Weich und doch stark
. Er fand, das war eine passende Beschreibung.
    Als er zu ihr trat, stand sie auf und lächelte ihn fröhlich an. Ich fühle mich wohl mit ihr, dachte er.
Ich vertraue ihr
.
    Er legte einen Arm um ihre Schulter, worauf sie ihn fragend ansah. “Lass uns gehen”, sagte er.
    So liefen sie Arm in Arm los in Richtung Auto.
    Nona legte die Hände auf ihre breiten Hüften und sah sich den Gemüsegarten genauer an. Es gab Rosmarin und Petersilie, leuchtenden Lavendel, blühenden Dill, große Büschel Basilikum und reihenweise Gemüse. Und Tomatensträucher standen da zuhauf und versprachen leckere saftige Früchte, die köstlich schmecken würden auf einem Stück knusprigem Brot mit einem Blatt Basilikum.
    “In diesem Garten läuft mir jedes Mal das Wasser im Mund zusammen”, sagte sie zu Kristina, als sie durch das schwarze Eisentor näher kam.
    Kristina setzte sich auf und lächelte ihr freundlich entgegen. Neben ihr stand ein alter Apfelkorb mit gezupftem Unkraut darin. Nona fand Kristinas Lächeln so frisch und strahlend wie die Veilchen, die sie zwischen die Tomaten setzte.
    “Ja, es wird langsam”, erwiderte Kristina bescheiden. “Ich weiß zwar nicht, ob ich lange genug hier sein werde, um von der Ernte zu profitieren, aber ich arbeite so gerne im Garten. Das war immer schon mein Hobby. Oder eher eine Leidenschaft.”
    “Das sieht man”, stellte Nona voller Bewunderung fest.
    “In Kalifornien hatte ich einen großen Garten. Der Boden ist so gut dort! Man kann ein Samenkorn in die Erde stecken, darauf spucken und es wächst und gedeiht. Die Erde hier ist ganz anders. Viel sandiger.”
    “Sie müssen einfach besonders viel gießen”, riet Nona. “Das ist der Trick. Jede Menge Wasser.”
    “Es ist so ein hübsches Plätzchen, und irgendjemand hat mal eine Menge Arbeit auf diesen Garten verwendet. Er muss unglaublich gewesen sein zu seinen besten Zeiten.”

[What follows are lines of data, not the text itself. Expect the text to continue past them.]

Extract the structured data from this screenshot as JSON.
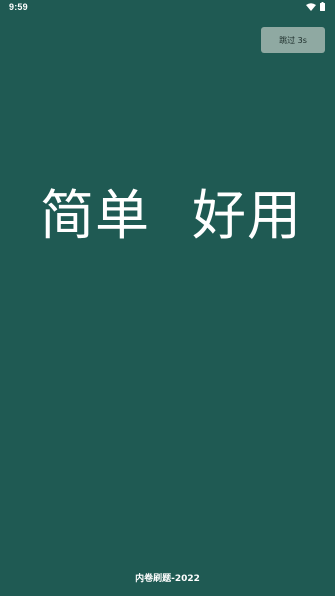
{
  "status_bar": {
    "time": "9:59",
    "wifi_icon": "wifi-icon",
    "battery_icon": "battery-icon"
  },
  "skip_button": {
    "label": "跳过 3s"
  },
  "slogan": {
    "left": "简单",
    "right": "好用"
  },
  "footer": {
    "text": "内卷刷题-2022"
  },
  "colors": {
    "background": "#1f5a53",
    "skip_button_bg": "#8fa9a2",
    "text": "#ffffff"
  }
}
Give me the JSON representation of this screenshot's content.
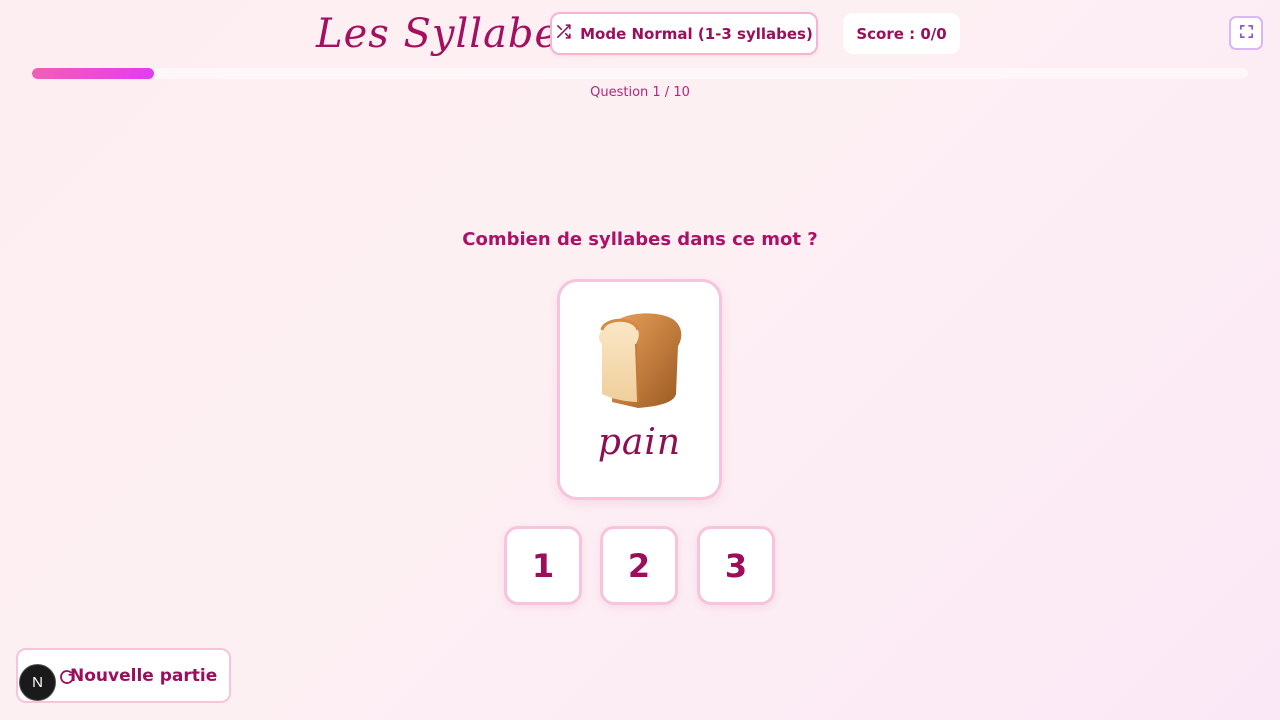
{
  "header": {
    "title": "Les Syllabes",
    "mode_label": "Mode Normal (1-3 syllabes)",
    "mode_icon": "shuffle-icon",
    "score_text": "Score : 0/0",
    "fullscreen_icon": "fullscreen-icon"
  },
  "progress": {
    "fraction": 0.1,
    "counter_text": "Question 1 / 10"
  },
  "question": {
    "prompt": "Combien de syllabes dans ce mot ?",
    "word": "pain",
    "image_icon": "bread-icon"
  },
  "answers": [
    "1",
    "2",
    "3"
  ],
  "footer": {
    "new_game_label": "Nouvelle partie",
    "new_game_icon": "restart-icon",
    "badge_letter": "N"
  },
  "colors": {
    "accent": "#9b0e5c",
    "progress_start": "#f25fb6",
    "progress_end": "#e23cf0",
    "card_border": "#f6c4dc"
  }
}
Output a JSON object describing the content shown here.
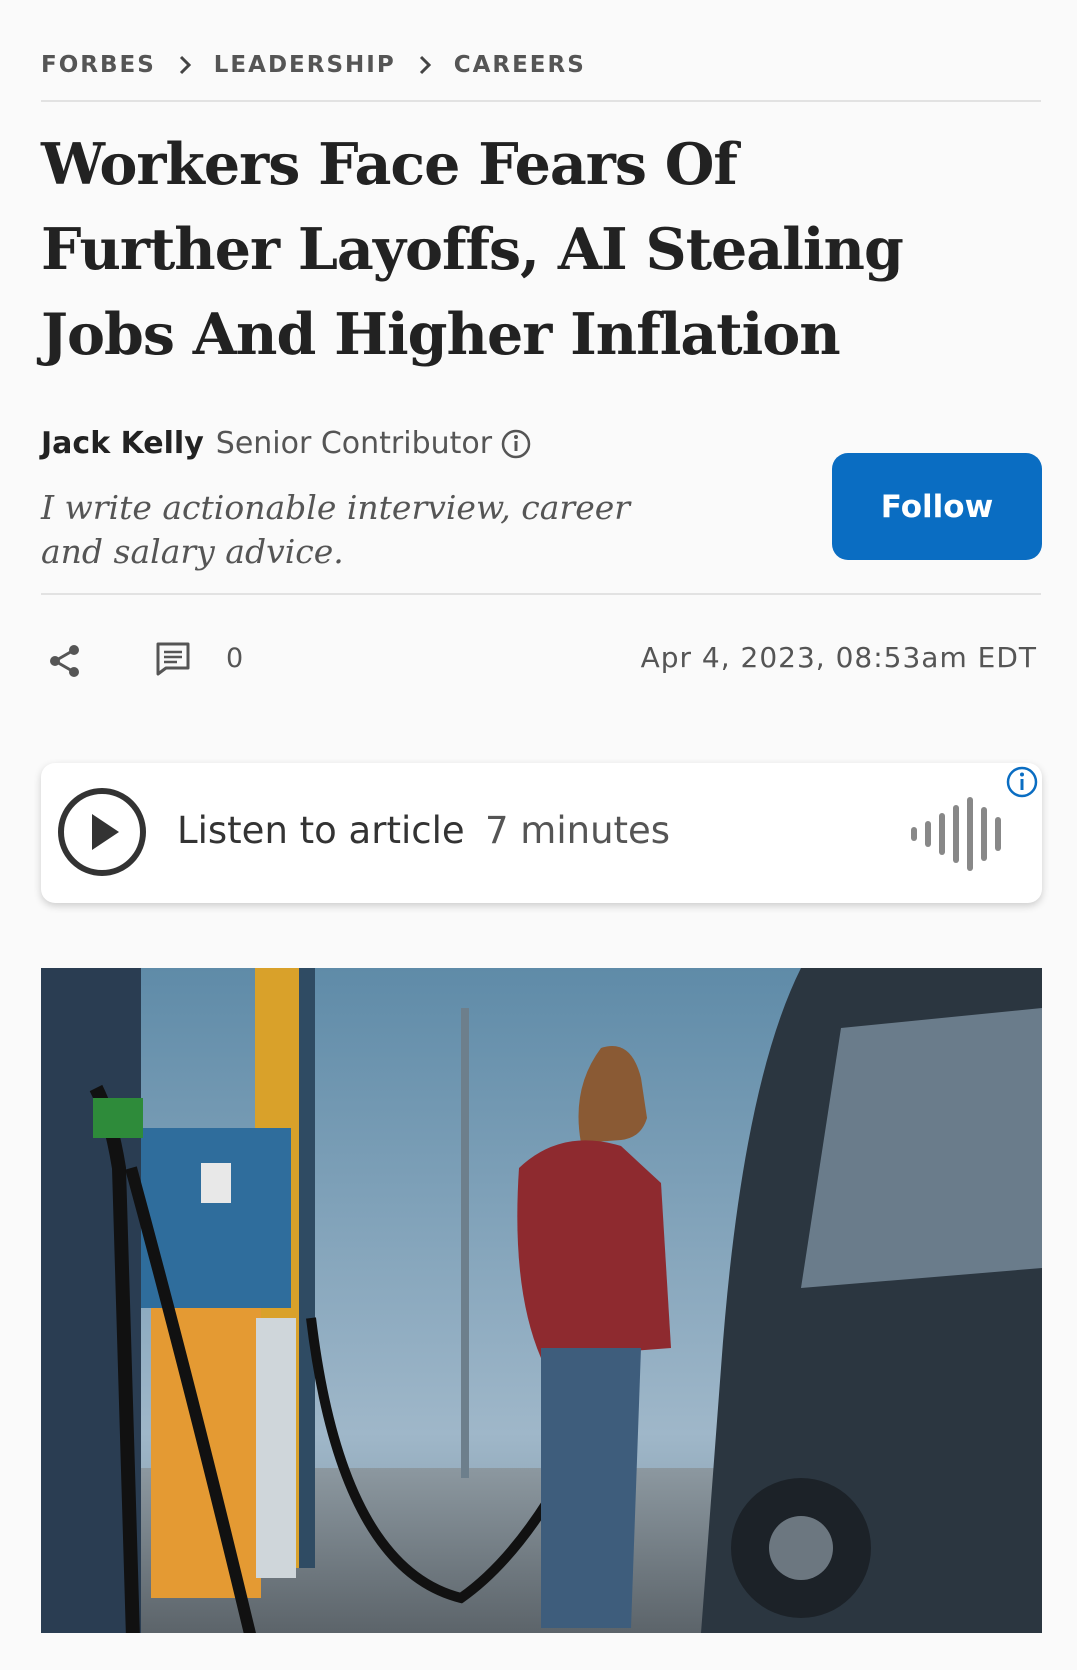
{
  "breadcrumb": {
    "items": [
      "FORBES",
      "LEADERSHIP",
      "CAREERS"
    ]
  },
  "article": {
    "headline": "Workers Face Fears Of Further Layoffs, AI Stealing Jobs And Higher Inflation",
    "author": "Jack Kelly",
    "role": "Senior Contributor",
    "bio": "I write actionable interview, career and salary advice.",
    "follow_label": "Follow",
    "comment_count": "0",
    "date": "Apr 4, 2023, 08:53am EDT"
  },
  "audio": {
    "label": "Listen to article",
    "duration": "7 minutes"
  },
  "colors": {
    "accent": "#0a6dc2",
    "text": "#222222",
    "muted": "#555555"
  },
  "icons": [
    "chevron-right-icon",
    "info-icon",
    "share-icon",
    "comment-icon",
    "play-icon",
    "soundwave-icon"
  ]
}
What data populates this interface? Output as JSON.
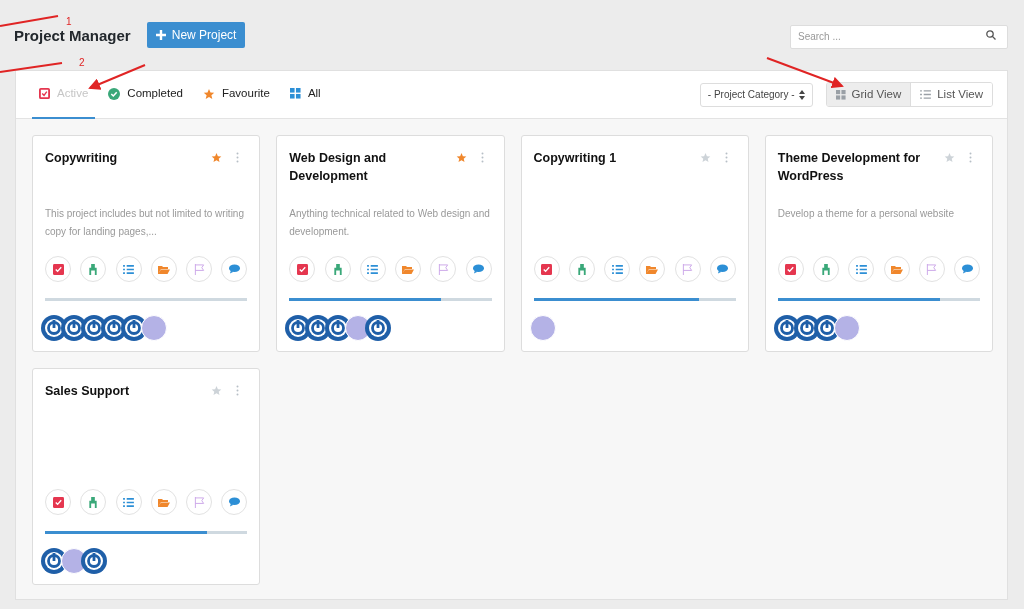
{
  "header": {
    "title": "Project Manager",
    "new_button": "New Project",
    "search": {
      "placeholder": "Search ..."
    }
  },
  "tabs": [
    {
      "label": "Active",
      "selected": true,
      "kind": "active"
    },
    {
      "label": "Completed",
      "selected": false,
      "kind": "completed"
    },
    {
      "label": "Favourite",
      "selected": false,
      "kind": "favourite"
    },
    {
      "label": "All",
      "selected": false,
      "kind": "all"
    }
  ],
  "category_select": {
    "value": "- Project Category -"
  },
  "views": [
    {
      "label": "Grid View",
      "selected": true,
      "kind": "grid"
    },
    {
      "label": "List View",
      "selected": false,
      "kind": "list"
    }
  ],
  "projects": [
    {
      "title": "Copywriting",
      "favourite": true,
      "description": "This project includes but not limited to writing copy for landing pages,...",
      "level": 0,
      "avatars": [
        {
          "kind": "logo"
        },
        {
          "kind": "logo"
        },
        {
          "kind": "logo"
        },
        {
          "kind": "logo"
        },
        {
          "kind": "logo"
        },
        {
          "kind": "photo"
        }
      ]
    },
    {
      "title": "Web Design and Development",
      "favourite": true,
      "description": "Anything technical related to Web design and development.",
      "level": 0.75,
      "avatars": [
        {
          "kind": "logo"
        },
        {
          "kind": "logo"
        },
        {
          "kind": "logo"
        },
        {
          "kind": "photo"
        },
        {
          "kind": "logo"
        }
      ]
    },
    {
      "title": "Copywriting 1",
      "favourite": false,
      "level": 0.82,
      "avatars": [
        {
          "kind": "photo"
        }
      ]
    },
    {
      "title": "Theme Development for WordPress",
      "favourite": false,
      "description": "Develop a theme for a personal website",
      "level": 0.8,
      "avatars": [
        {
          "kind": "logo"
        },
        {
          "kind": "logo"
        },
        {
          "kind": "logo"
        },
        {
          "kind": "photo"
        }
      ]
    },
    {
      "title": "Sales Support",
      "favourite": false,
      "level": 0.8,
      "avatars": [
        {
          "kind": "logo"
        },
        {
          "kind": "photo"
        },
        {
          "kind": "logo"
        }
      ]
    }
  ],
  "annotations": [
    {
      "label": "1"
    },
    {
      "label": "2"
    }
  ]
}
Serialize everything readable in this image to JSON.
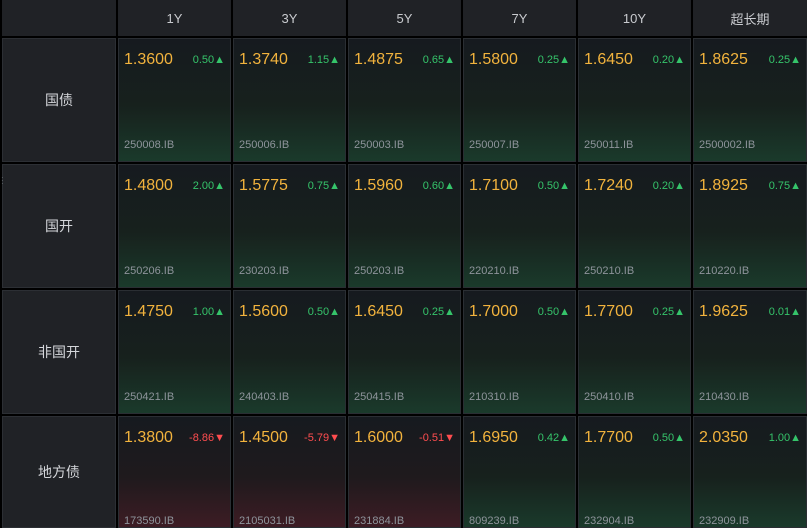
{
  "header": {
    "columns": [
      "1Y",
      "3Y",
      "5Y",
      "7Y",
      "10Y",
      "超长期"
    ]
  },
  "rows": [
    {
      "label": "国债",
      "cells": [
        {
          "price": "1.3600",
          "change": "0.50▲",
          "code": "250008.IB",
          "dir": "up"
        },
        {
          "price": "1.3740",
          "change": "1.15▲",
          "code": "250006.IB",
          "dir": "up"
        },
        {
          "price": "1.4875",
          "change": "0.65▲",
          "code": "250003.IB",
          "dir": "up"
        },
        {
          "price": "1.5800",
          "change": "0.25▲",
          "code": "250007.IB",
          "dir": "up"
        },
        {
          "price": "1.6450",
          "change": "0.20▲",
          "code": "250011.IB",
          "dir": "up"
        },
        {
          "price": "1.8625",
          "change": "0.25▲",
          "code": "2500002.IB",
          "dir": "up"
        }
      ]
    },
    {
      "label": "国开",
      "cells": [
        {
          "price": "1.4800",
          "change": "2.00▲",
          "code": "250206.IB",
          "dir": "up"
        },
        {
          "price": "1.5775",
          "change": "0.75▲",
          "code": "230203.IB",
          "dir": "up"
        },
        {
          "price": "1.5960",
          "change": "0.60▲",
          "code": "250203.IB",
          "dir": "up"
        },
        {
          "price": "1.7100",
          "change": "0.50▲",
          "code": "220210.IB",
          "dir": "up"
        },
        {
          "price": "1.7240",
          "change": "0.20▲",
          "code": "250210.IB",
          "dir": "up"
        },
        {
          "price": "1.8925",
          "change": "0.75▲",
          "code": "210220.IB",
          "dir": "up"
        }
      ]
    },
    {
      "label": "非国开",
      "cells": [
        {
          "price": "1.4750",
          "change": "1.00▲",
          "code": "250421.IB",
          "dir": "up"
        },
        {
          "price": "1.5600",
          "change": "0.50▲",
          "code": "240403.IB",
          "dir": "up"
        },
        {
          "price": "1.6450",
          "change": "0.25▲",
          "code": "250415.IB",
          "dir": "up"
        },
        {
          "price": "1.7000",
          "change": "0.50▲",
          "code": "210310.IB",
          "dir": "up"
        },
        {
          "price": "1.7700",
          "change": "0.25▲",
          "code": "250410.IB",
          "dir": "up"
        },
        {
          "price": "1.9625",
          "change": "0.01▲",
          "code": "210430.IB",
          "dir": "up"
        }
      ]
    },
    {
      "label": "地方债",
      "cells": [
        {
          "price": "1.3800",
          "change": "-8.86▼",
          "code": "173590.IB",
          "dir": "down"
        },
        {
          "price": "1.4500",
          "change": "-5.79▼",
          "code": "2105031.IB",
          "dir": "down"
        },
        {
          "price": "1.6000",
          "change": "-0.51▼",
          "code": "231884.IB",
          "dir": "down"
        },
        {
          "price": "1.6950",
          "change": "0.42▲",
          "code": "809239.IB",
          "dir": "up"
        },
        {
          "price": "1.7700",
          "change": "0.50▲",
          "code": "232904.IB",
          "dir": "up"
        },
        {
          "price": "2.0350",
          "change": "1.00▲",
          "code": "232909.IB",
          "dir": "up"
        }
      ]
    }
  ],
  "colors": {
    "price": "#f2b33d",
    "up": "#35c46a",
    "down": "#ff4d4f",
    "code": "#8e949b",
    "header_bg": "#202226"
  }
}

    “Das war seit jeher der Küchengarten des Hauses. Als das Land noch bewirtschaftet wurde, kamen die meisten Lebensmittel von den Feldern ein Stück die Straße hinunter. Es gab Zeiten, da mussten wir fast nichts selbst kaufen, außer Mehl, Zucker, Kaffee und solchen Sachen.”
    “Morgan hat mir erzählt, dass Mama June sich um den Garten gekümmert hat.”
    Nona nickte, und ihre Miene wurde nachdenklich. “Das hat sie. Sie hat Kräuter angepflanzt. Und Blumen. Ach, sie hat ihre Blumen so geliebt. Das ganze Haus stand voll davon. In jeder freien Minute kam sie hier raus mit ihren Gartengeräten.”
    “Um den Garten hat sich aber schon lange niemand mehr gekümmert.”
    Nona zuckte mit den Schultern und blickte zur Seite. “Sie muss wohl irgendwann das Interesse verloren haben.” Sie bückte sich, um ein Stück Unkraut wegzuzupfen, das sich hinter einem dunkelgrünen Blatt versteckt hatte. “Es ist schön zu sehen, dass der Garten wieder ein bisschen Aufmerksamkeit bekommt.”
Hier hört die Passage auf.